Film

Film Africa starts today 30 October: Quick Chat with “FOR MARIA EBUN PATAKI” director Damilola Orimogunje

Damilola Orimogunje

Orimogunje is a screenwriter and film director who began writing at a very tender age, writing columns for many Nigerian newspapers like The Punch and The Guardian. Graduating with a B.Sc. in Mass Communication from Caleb University, Lagos, Nigeria. Since he has worked with production outlets like Lagos Television, Royal Roots, Mnet and FilmOne as a content producer or writer. In 2014, he won the United Nations sponsored Homevida Short Script competition.  His short films have been selected and screened in over 40 film festivals including Luxor African Film Festival, The African Film Festival, African International Film Festival, Lake International Pan African Film Festival, winning awards for Best Short and Best Actor. 

Taking inspiration from the works of Wong Kar-Wai and Ingmar Bergman, he likes to bring subjects like love and depression to the center of his work. His most recent short film is titled Losing My Religion and is adapted from the short-story Losing My Religion from the book Bury Me Come Sunday Afternoon by Nigerian-American writer, Nike Campbell-Fatoki. As part of the 2020 Film Africa festival you can catch his latest feature FOR MARIA EBUN PATAKI and Online Watch Party + Live Director Q&A (World Premiere) screening in the Beyond Nollywood strand curated by Nadia Denton. It will take place on Sunday 1st November online. ALT A in keeping you up to speed on your film content and supporting independent African diaspora filmmakers ALT spoke to Orimogunje about his film and it not being a “Nollywood” film.

What was the motivation behind telling this story about depression? The ignorance on this subject (postpartum depression), in Nigeria unfortunately, it’s never been the subject of a film. I hope the film reshapes the wrongdoings in society on how people who suffer this from depression are treated. I hope it transcends beyond just a film and births other initiatives like mental health awareness seminar sessions.  

When you saw that your film was selected for Film Africa how did you feel?

I was excited because the first audience of the film is the UK audience which has a mix of many Nigerians and people with deeply rooted culture that’s similar to Nigeria where the film is set. Also, it is an important period where with Covid and lockdown, we get to talk about one of the subjects which is mental health as it is accentuated in the film. 

What have been the challenges to making the film: what are some of the lessons learnt?

Major challenge was funding but we triumphed by making it on a low budget and intensive planning that kept us very strict to our shoot schedule. I cannot think of any lessons now but it was a fun journey which I’d love to do again with everyone part of the process. 
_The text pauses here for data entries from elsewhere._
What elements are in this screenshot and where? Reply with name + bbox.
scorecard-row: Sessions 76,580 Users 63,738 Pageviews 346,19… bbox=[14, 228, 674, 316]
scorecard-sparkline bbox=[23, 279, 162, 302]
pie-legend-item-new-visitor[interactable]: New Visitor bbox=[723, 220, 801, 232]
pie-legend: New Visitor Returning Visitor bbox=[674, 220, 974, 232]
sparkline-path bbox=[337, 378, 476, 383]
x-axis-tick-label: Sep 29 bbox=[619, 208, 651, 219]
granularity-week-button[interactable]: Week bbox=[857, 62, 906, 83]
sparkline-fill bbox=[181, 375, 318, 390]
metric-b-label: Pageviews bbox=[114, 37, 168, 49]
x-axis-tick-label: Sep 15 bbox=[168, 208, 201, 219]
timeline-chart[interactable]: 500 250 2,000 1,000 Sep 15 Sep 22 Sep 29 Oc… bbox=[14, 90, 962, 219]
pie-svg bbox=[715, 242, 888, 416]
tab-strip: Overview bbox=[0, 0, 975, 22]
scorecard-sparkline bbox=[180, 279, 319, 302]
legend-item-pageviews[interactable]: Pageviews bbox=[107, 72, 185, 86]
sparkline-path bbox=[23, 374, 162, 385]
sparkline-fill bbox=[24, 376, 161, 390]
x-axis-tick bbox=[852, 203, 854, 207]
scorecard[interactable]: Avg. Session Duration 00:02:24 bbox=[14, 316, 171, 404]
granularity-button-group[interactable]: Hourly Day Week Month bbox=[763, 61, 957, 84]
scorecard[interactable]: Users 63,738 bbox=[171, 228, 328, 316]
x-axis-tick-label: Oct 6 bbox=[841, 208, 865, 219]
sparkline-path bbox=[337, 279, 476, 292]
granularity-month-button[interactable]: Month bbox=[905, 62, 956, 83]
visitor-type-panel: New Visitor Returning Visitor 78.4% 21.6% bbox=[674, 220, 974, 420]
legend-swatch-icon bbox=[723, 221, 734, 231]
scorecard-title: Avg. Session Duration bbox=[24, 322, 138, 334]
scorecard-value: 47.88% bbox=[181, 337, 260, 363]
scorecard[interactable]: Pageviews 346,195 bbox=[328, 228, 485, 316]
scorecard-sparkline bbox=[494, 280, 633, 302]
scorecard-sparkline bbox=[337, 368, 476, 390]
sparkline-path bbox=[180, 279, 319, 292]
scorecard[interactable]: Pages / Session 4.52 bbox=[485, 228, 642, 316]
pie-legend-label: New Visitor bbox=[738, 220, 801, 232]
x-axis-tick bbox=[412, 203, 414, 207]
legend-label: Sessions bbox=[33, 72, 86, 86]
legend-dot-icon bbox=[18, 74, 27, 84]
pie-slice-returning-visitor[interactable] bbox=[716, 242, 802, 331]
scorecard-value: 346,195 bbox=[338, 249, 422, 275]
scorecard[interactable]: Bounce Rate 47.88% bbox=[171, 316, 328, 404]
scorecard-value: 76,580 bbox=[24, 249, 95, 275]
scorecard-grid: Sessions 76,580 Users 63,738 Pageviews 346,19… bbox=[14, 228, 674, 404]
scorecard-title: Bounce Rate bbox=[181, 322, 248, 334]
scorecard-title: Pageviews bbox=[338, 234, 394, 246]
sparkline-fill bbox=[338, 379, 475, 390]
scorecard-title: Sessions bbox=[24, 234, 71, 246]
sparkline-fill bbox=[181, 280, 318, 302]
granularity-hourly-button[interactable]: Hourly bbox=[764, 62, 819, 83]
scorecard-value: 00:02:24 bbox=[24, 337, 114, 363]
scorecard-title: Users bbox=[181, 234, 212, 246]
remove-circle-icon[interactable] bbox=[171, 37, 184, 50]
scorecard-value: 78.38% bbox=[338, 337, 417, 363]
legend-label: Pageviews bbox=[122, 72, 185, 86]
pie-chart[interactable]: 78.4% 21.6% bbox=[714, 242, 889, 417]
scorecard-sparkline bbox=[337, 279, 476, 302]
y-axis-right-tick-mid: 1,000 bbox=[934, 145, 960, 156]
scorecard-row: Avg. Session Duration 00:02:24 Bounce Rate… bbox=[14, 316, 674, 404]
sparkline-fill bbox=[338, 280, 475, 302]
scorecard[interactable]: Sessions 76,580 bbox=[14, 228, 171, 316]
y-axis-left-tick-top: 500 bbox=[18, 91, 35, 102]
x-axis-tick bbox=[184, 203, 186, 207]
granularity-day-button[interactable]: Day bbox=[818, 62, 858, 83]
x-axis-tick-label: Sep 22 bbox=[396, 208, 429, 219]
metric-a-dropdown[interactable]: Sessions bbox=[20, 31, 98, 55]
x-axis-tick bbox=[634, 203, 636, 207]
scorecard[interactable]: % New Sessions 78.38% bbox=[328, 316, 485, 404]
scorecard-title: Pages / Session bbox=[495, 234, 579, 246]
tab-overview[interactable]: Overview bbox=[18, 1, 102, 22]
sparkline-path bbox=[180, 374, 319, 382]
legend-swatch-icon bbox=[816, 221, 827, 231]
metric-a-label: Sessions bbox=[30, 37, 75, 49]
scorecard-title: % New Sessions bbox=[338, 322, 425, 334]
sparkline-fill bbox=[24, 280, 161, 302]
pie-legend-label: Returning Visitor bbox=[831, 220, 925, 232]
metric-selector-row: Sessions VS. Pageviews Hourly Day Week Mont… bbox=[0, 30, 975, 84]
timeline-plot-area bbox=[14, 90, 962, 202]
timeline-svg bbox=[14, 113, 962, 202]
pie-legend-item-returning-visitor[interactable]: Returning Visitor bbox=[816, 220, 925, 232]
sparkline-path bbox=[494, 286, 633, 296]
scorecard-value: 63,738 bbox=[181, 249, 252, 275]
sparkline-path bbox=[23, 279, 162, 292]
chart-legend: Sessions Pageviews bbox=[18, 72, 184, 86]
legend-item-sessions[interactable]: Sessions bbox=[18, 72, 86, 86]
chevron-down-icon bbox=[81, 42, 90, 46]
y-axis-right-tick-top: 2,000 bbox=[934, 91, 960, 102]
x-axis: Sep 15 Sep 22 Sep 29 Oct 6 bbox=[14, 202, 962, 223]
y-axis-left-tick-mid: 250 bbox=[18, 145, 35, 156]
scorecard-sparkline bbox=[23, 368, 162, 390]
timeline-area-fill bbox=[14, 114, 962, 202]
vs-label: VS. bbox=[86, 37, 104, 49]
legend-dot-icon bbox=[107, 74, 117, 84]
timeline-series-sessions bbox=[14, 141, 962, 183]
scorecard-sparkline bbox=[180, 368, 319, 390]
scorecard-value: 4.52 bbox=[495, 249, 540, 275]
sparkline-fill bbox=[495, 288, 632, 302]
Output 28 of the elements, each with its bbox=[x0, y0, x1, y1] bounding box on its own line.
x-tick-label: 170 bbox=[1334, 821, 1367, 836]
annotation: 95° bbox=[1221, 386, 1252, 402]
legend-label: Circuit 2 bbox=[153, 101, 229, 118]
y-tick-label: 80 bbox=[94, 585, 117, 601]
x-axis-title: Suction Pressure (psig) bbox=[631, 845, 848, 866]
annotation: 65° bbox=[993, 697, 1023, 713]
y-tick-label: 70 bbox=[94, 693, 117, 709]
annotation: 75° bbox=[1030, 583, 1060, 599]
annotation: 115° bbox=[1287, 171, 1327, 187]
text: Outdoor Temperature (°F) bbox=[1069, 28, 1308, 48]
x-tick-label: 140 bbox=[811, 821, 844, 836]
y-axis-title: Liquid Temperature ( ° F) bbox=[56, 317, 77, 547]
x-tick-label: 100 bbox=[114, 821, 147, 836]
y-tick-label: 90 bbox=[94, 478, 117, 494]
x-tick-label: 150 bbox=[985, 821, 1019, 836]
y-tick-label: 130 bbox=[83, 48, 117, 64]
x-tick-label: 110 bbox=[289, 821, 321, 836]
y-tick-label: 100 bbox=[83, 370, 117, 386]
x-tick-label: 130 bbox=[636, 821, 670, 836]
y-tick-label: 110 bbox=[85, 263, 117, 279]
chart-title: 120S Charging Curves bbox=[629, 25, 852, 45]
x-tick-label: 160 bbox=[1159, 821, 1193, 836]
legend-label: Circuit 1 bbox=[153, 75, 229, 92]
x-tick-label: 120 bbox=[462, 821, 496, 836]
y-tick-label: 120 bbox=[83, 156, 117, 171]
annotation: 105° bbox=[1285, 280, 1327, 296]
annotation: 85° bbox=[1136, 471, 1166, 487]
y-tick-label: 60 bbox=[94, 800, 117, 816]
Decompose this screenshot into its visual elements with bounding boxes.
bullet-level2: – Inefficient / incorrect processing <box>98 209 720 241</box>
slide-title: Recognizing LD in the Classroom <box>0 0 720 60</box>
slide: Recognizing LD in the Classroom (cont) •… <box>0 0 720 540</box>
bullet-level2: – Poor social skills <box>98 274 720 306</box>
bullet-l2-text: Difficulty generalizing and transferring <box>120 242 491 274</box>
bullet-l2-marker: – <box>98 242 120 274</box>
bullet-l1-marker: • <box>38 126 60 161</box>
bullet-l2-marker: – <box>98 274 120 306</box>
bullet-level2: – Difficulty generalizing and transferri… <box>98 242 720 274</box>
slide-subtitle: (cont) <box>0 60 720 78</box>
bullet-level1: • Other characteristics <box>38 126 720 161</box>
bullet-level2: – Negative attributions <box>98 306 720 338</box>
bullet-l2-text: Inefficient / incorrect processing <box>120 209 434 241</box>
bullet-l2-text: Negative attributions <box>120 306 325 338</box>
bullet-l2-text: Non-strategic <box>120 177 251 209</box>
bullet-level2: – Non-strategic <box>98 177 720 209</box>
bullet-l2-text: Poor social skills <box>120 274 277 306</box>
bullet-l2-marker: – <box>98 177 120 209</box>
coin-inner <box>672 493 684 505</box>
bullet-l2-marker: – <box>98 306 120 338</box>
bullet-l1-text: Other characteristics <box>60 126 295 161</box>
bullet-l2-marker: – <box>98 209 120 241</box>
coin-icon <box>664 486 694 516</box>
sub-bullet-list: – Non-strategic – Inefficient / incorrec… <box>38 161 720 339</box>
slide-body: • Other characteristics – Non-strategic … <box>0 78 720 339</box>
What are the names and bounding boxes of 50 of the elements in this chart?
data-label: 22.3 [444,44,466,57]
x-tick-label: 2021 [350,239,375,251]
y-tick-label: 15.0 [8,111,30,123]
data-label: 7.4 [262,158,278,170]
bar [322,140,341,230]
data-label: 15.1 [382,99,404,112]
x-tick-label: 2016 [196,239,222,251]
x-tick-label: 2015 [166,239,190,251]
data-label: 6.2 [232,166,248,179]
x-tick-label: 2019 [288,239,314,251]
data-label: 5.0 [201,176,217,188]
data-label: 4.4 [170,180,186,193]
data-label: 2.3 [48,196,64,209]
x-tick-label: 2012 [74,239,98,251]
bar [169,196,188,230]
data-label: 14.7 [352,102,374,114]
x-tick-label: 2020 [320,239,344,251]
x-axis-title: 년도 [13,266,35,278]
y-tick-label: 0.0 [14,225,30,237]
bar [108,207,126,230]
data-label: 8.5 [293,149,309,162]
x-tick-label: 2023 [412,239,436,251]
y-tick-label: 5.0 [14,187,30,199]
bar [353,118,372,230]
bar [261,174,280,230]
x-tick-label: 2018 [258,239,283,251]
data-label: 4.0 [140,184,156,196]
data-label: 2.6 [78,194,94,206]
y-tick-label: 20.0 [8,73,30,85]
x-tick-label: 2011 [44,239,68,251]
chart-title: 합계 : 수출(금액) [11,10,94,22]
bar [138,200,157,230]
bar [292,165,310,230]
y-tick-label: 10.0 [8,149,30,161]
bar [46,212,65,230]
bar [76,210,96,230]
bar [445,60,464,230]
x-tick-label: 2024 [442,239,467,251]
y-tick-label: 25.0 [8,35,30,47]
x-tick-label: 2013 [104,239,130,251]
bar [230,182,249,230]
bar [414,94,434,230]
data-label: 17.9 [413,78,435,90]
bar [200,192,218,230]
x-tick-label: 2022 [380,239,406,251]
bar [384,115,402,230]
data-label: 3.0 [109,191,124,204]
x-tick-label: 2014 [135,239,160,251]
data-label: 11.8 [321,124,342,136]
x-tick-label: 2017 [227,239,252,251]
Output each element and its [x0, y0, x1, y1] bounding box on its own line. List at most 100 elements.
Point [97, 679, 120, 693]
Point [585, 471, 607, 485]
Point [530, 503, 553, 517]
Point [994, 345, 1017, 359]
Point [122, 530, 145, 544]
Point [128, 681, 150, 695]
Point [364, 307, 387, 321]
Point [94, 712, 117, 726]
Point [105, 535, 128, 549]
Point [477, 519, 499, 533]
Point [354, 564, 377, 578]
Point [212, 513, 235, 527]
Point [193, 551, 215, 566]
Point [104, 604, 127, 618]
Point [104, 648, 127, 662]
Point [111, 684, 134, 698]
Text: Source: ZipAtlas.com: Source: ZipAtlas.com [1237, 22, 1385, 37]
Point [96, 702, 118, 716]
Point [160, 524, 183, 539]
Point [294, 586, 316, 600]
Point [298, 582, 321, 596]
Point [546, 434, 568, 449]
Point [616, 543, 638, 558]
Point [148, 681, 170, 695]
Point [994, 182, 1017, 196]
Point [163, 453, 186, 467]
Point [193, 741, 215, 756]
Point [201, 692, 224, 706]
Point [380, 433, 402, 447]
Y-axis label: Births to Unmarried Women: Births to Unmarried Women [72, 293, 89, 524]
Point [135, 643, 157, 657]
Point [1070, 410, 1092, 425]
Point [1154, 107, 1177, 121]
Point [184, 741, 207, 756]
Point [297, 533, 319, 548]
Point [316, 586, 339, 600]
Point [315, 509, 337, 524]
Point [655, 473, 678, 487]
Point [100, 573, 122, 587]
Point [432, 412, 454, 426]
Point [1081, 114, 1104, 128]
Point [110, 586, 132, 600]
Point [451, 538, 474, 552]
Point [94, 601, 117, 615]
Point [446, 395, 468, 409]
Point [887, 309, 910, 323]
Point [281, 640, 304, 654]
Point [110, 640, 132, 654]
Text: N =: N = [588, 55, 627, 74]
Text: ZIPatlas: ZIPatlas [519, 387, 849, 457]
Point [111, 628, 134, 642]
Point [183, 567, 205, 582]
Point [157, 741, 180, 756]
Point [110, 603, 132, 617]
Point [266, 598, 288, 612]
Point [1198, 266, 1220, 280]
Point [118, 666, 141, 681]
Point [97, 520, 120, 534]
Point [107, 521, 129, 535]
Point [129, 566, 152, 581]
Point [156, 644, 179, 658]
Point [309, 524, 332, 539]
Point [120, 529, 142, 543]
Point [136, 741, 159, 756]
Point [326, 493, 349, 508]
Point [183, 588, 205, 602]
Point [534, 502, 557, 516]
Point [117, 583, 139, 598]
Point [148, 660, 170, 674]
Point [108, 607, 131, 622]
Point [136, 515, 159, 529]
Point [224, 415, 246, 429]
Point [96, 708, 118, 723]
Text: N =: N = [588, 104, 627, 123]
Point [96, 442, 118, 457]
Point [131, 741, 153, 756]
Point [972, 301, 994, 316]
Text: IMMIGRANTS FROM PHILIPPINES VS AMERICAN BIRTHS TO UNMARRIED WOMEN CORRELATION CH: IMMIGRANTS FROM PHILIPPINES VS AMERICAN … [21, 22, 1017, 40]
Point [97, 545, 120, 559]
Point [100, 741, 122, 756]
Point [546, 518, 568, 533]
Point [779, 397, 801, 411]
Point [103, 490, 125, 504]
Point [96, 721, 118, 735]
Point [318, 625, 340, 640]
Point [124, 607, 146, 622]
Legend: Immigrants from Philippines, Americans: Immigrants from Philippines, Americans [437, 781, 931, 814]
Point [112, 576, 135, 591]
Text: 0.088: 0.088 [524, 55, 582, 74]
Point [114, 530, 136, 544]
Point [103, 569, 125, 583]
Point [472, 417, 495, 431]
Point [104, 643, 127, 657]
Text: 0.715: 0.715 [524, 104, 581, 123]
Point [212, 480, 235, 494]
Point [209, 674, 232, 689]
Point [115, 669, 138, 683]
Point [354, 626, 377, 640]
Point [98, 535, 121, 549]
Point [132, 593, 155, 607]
Where was it shot and on what camera was it shot on?

The film was shot in Lagos on a Blackmagic pocket Cinema Camera?

Why is this not a Nollywood film?

Contemporary Nollywood mostly focuses on glamor and luxury, I’ve particularly always been interested in telling stories of working-class and ordinary family characters. It is important for me to be real, as real as a documentary. Many Nollywood films lack this and this was a choice to make the film as simple and relatable as possible. This also influenced the use of Yoruba language in the film. Many Nollywood films depend solely on good production design and achievements in cinematography. I love good pictures and ensured the film had an aesthetic beauty, plus sombre and intense music to aid the emotional realism. 

What makes a good director?

The ability to create and master a true and unique voice and the guts to never lose it. 

As you see what is happening in Nigeria with SARS what is your hope?

The last few weeks have been high-spirited and distressing too. But I’m glad the youth had one unified voice and I’m looking forward to us changing this great nation. I hope for a new Nigeria where police brutality and political corruption becomes a myth. 

Which filmmakers do you admire the most?

Wong Kar-Wai, Ingmar Bergman, Krzysztof Kieslowski. 

Where: Sunday 1 November | 18:30 | BFI Player & Facebook.

The 9th edition of Film Africa, takes place from Friday 30 October to Sunday 8 November 2020. Showcasing 46 titles from 14 different African countries, including 25 UK, European and World premieres, this year’s festival is yet another exciting and eclectic collection of some of the best contemporary cinema stemming from Africa and its global diaspora.